We do that multiple times and each time, depending on the finale graph that we want, the csv file, the selected columns and the format are different.
Sometime we have to write a function to do theses steps in a more personnalized way, the function will be called later.
There we define the architecture of the application with HTML elements, Dash core components and graphs.
It is designed as classic HTML files, but the main elements are premade Dash Core Components (dcc) and plotly for the graphs.
https://dash.plotly.com/dash-core-components
All the graphs are in the dcc.Graph() component.
The optionals choices are made by component like dcc.Dropdown(), dcc.RadioItems(), dcc.Slider(), dcc.Tab()...
We also have to customize some styles there and use classnames which are written in assets/typographie.css.
To summarize, to add a basic component, you need to add a dcc.Graph() component containing the plotly figure or, if you want to make it interactive.
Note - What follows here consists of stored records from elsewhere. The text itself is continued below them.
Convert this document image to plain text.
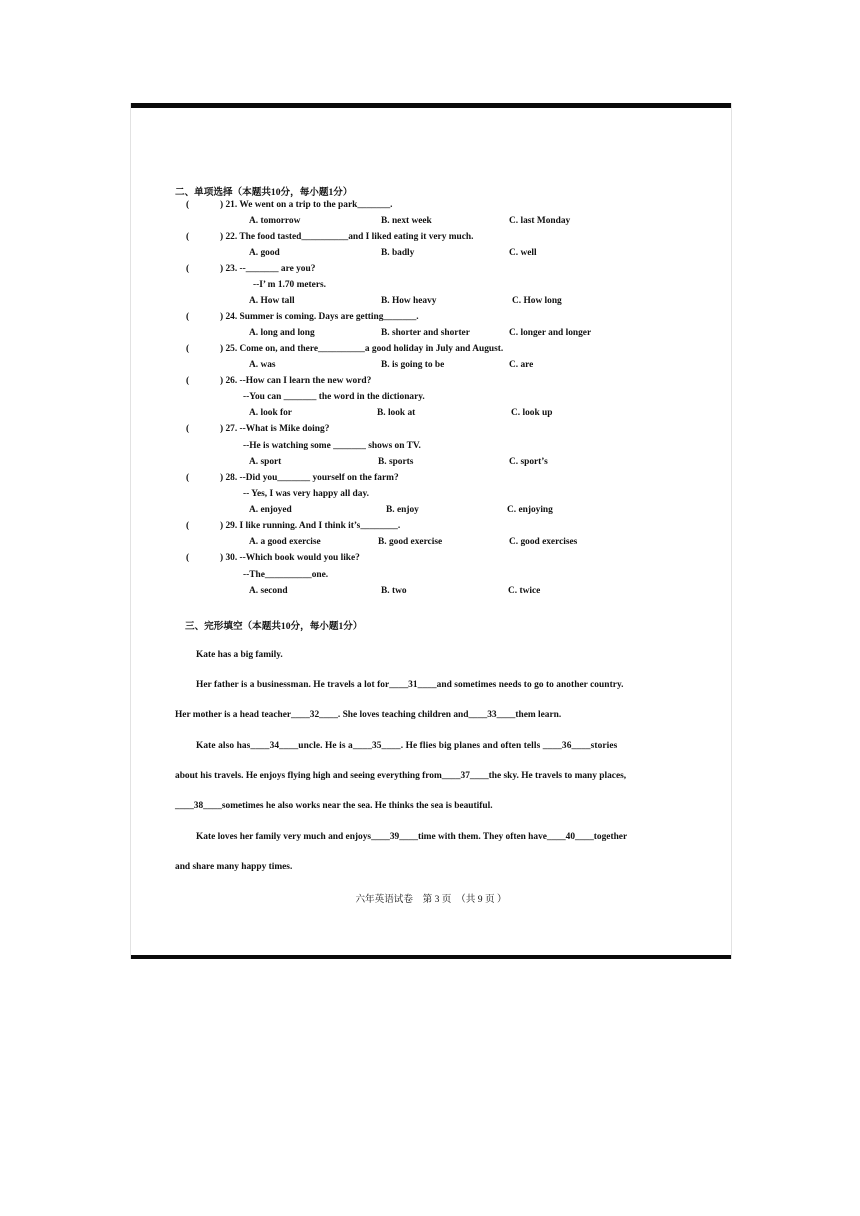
二、单项选择（本题共10分，每小题1分）
(	) 21. We went on a trip to the park_______.
A. tomorrow	B. next week	C. last Monday
(	) 22. The food tasted__________and I liked eating it very much.
A. good	B. badly	C. well
(	) 23. --_______ are you?
--I’ m 1.70 meters.
A. How tall	B. How heavy	C. How long
(	) 24. Summer is coming. Days are getting_______.
A. long and long	B. shorter and shorter	C. longer and longer
(	) 25. Come on, and there__________a good holiday in July and August.
A. was	B. is going to be	C. are
(	) 26. --How can I learn the new word?
--You can _______ the word in the dictionary.
A. look for	B. look at	C. look up
(	) 27. --What is Mike doing?
--He is watching some _______ shows on TV.
A. sport	B. sports	C. sport’s
(	) 28. --Did you_______ yourself on the farm?
-- Yes, I was very happy all day.
A. enjoyed	B. enjoy	C. enjoying
(	) 29. I like running. And I think it’s________.
A. a good exercise	B. good exercise	C. good exercises
(	) 30. --Which book would you like?
--The__________one.
A. second	B. two	C. twice
三、完形填空（本题共10分，每小题1分）
Kate has a big family.
Her father is a businessman. He travels a lot for____31____and sometimes needs to go to another country.
Her mother is a head teacher____32____. She loves teaching children and____33____them learn.
Kate also has____34____uncle. He is a____35____. He flies big planes and often tells ____36____stories
about his travels. He enjoys flying high and seeing everything from____37____the sky. He travels to many places,
____38____sometimes he also works near the sea. He thinks the sea is beautiful.
Kate loves her family very much and enjoys____39____time with them. They often have____40____together
and share many happy times.
六年英语试卷    第 3 页  （共 9 页 ）
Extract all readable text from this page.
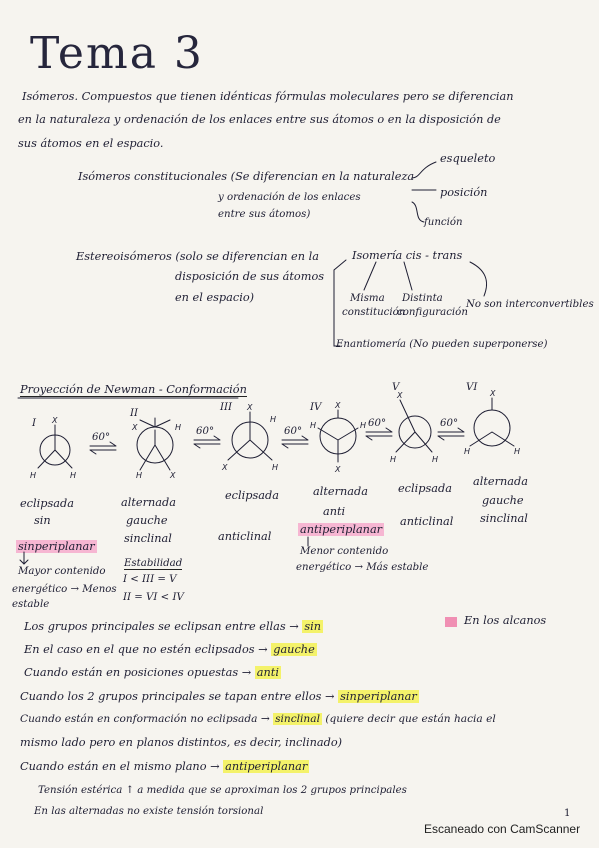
Tema 3
Isómeros. Compuestos que tienen idénticas fórmulas moleculares pero se diferencian
en la naturaleza y ordenación de los enlaces entre sus átomos o en la disposición de
sus átomos en el espacio.
Isómeros constitucionales (Se diferencian en la naturaleza
y ordenación de los enlaces
entre sus átomos)
esqueleto
posición
función
Estereoisómeros (solo se diferencian en la
disposición de sus átomos
en el espacio)
Isomería cis - trans
Misma
constitución
Distinta
configuración
No son interconvertibles
Enantiomería (No pueden superponerse)
Proyección de Newman - Conformación
I
II
III	IV
V	VI
60°
60°	60°
60°	60°
eclipsada
sin
alternada
gauche
sinclinal
eclipsada
anticlinal
alternada
anti
eclipsada
anticlinal
alternada
gauche
sinclinal
sinperiplanar
Mayor contenido
energético → Menos
estable
Estabilidad
I < III = V
II = VI < IV
antiperiplanar
Menor contenido
energético → Más estable
Los grupos principales se eclipsan entre ellas → sin
En el caso en el que no estén eclipsados → gauche
Cuando están en posiciones opuestas → anti
Cuando los 2 grupos principales se tapan entre ellos → sinperiplanar
Cuando están en conformación no eclipsada → sinclinal (quiere decir que están hacia el
mismo lado pero en planos distintos, es decir, inclinado)
Cuando están en el mismo plano → antiperiplanar
En los alcanos
Tensión estérica ↑ a medida que se aproximan los 2 grupos principales
En las alternadas no existe tensión torsional	1
Escaneado con CamScanner
X
H	H
X	H
H	X
X
X	H
H
X
X
H	H
X
H	H
X
H	H
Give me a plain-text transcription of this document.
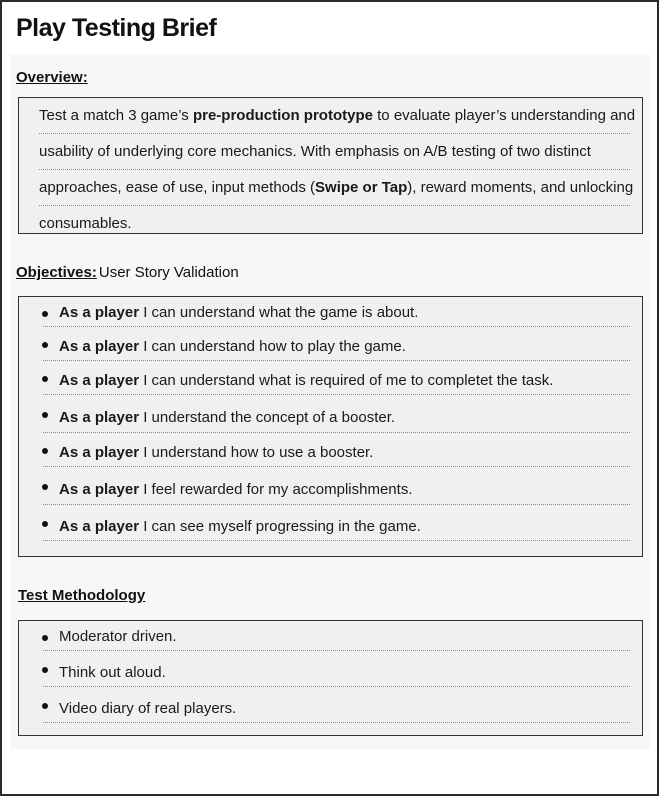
Play Testing Brief
Overview:
Test a match 3 game’s pre-production prototype to evaluate player’s understanding and
usability of underlying core mechanics. With emphasis on A/B testing of two distinct
approaches, ease of use, input methods (Swipe or Tap), reward moments, and unlocking
consumables.
Objectives: User Story Validation
As a player I can understand what the game is about.
As a player I can understand how to play the game.
As a player I can understand what is required of me to completet the task.
As a player I understand the concept of a booster.
As a player I understand how to use a booster.
As a player I feel rewarded for my accomplishments.
As a player I can see myself progressing in the game.
Test Methodology
Moderator driven.
Think out aloud.
Video diary of real players.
Give it an id that will be used as an output in a callback function:
The screen below is a basic callback, we use elements' ID to interact with them as output/input.
We link inputs/outputs with a function to return a graph or to update some elements.
A callback is called when an event occurs on one of its inputs. This can be a different choice in a dropdown for instance.
What is returned will replace/update the component set as output.
The scrap.py file has been used to generate Running_results, Swimming_results and Athletics_results csv files. This file is now useless but can be upgraded to generate new datas. The asset folder contains the styling css file and the app's icon.